Met betrekking tot het besluit tot niet-vaststelling van het plan Willeskop overweegt de Afdeling dat het raadsvoorstel om het plan vast te stellen tijdens de raadsvergadering van 7 februari 2022 met zeven stemmen voor en acht stemmen tegen is verworpen. In het schriftelijke verslag van deze raadsvergadering zijn de standpunten weergegeven die de verschillende raadsleden voorafgaand aan deze stemming naar voren hebben gebracht. Voor de motivering van de weigering van de raad om het plan Willeskop vast te stellen, kan alleen worden verwezen naar dit verslag. De raad heeft in aanvulling daarop geen nadere motivering voor de weigering gegeven. Uit het schriftelijke verslag kan echter niet eenduidig worden afgeleid op grond van welke argumenten de raad het plan heeft geweigerd vast te stellen. Niet duidelijk is hoe de raad de verschillende standpunten heeft beoordeeld en gewogen. Ook is niet duidelijk welke standpunten voor de raad doorslaggevend zijn geweest voor die weigering. En dat terwijl het raadsvoorstel ertoe strekte het plan Willeskop vast te stellen en daartoe een motivering bevatte. In de toelichting bij het ontwerp van het plan is bovendien uitgebreid op diverse ruimtelijke aspecten ingegaan. Niet duidelijk is op grond van welke ruimtelijk relevante motivering de raad desondanks heeft geweigerd het plan Willeskop vast te stellen. Hoewel de raad beleidsruimte toekomt bij het al dan niet vaststellen van een bestemmingsplan, wijst de Afdeling erop dat de raad zijn besluit wel deugdelijk moet motiveren. Dat heeft de raad in het voorliggende geval in strijd met artikel 3:46 van de Algemene wet bestuursrecht (Awb) niet gedaan.

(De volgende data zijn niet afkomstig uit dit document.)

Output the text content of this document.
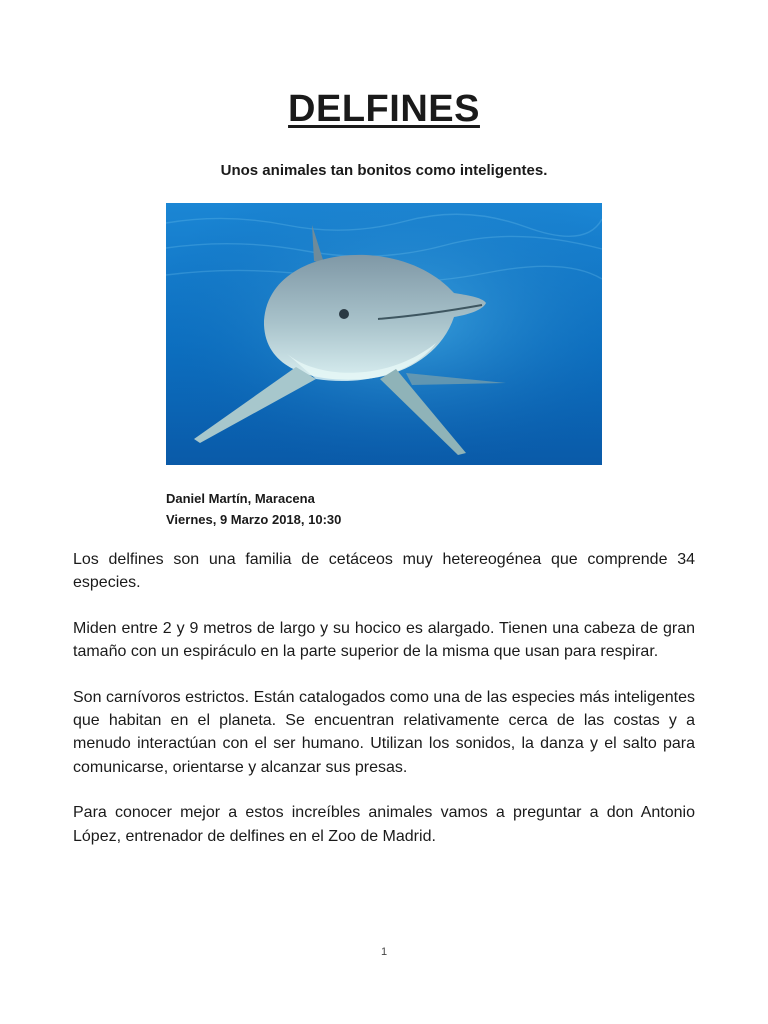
DELFINES
Unos animales tan bonitos como inteligentes.
Daniel Martín, Maracena
Viernes, 9 Marzo 2018, 10:30

Los delfines son una familia de cetáceos muy hetereogénea que comprende 34 especies.

Miden entre 2 y 9 metros de largo y su hocico es alargado. Tienen una cabeza de gran tamaño con un espiráculo en la parte superior de la misma que usan para respirar.

Son carnívoros estrictos. Están catalogados como una de las especies más inteligentes que habitan en el planeta. Se encuentran relativamente cerca de las costas y a menudo interactúan con el ser humano. Utilizan los sonidos, la danza y el salto para comunicarse, orientarse y alcanzar sus presas.

Para conocer mejor a estos increíbles animales vamos a preguntar a don Antonio López, entrenador de delfines en el Zoo de Madrid.

1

De raad zal met inachtneming van de uitspraak dan ook opnieuw moeten beoordelen of hij het plan Willeskop wil vaststellen. De raad zal zijn besluit daarbij deugdelijk moeten motiveren aan de hand van ruimtelijk relevante argumenten en zal daarbij een inzichtelijke afweging van alle belangen moeten verrichten. De raad zal daarnaast ook nog moeten voldoen aan de opdracht die bij de eerdere uitspraak is gegeven aan de raad. 

Lessen voor de praktijk

Deze uitspraak biedt voor de praktijk een belangrijke herinnering dat ook indien een gemeenteraad besluit tot het niet vaststellen van een bestemmingsplan dit besluit op grond van de artikelen 3:2 en 3:46 Awb deugdelijk moet zijn gemotiveerd en ten aanzien van dit besluit een adequate belangenafweging wordt gemaakt. Het enkele feit dat er meer raadsleden tegen hebben gestemd dan voor vaststelling is niet afdoende. Aangezien de Awb onder de Omgevingswet ook nog onverkort zal gelden, blijft dit voor gemeenten ook na 1 januari 2024 een aandachtspunt.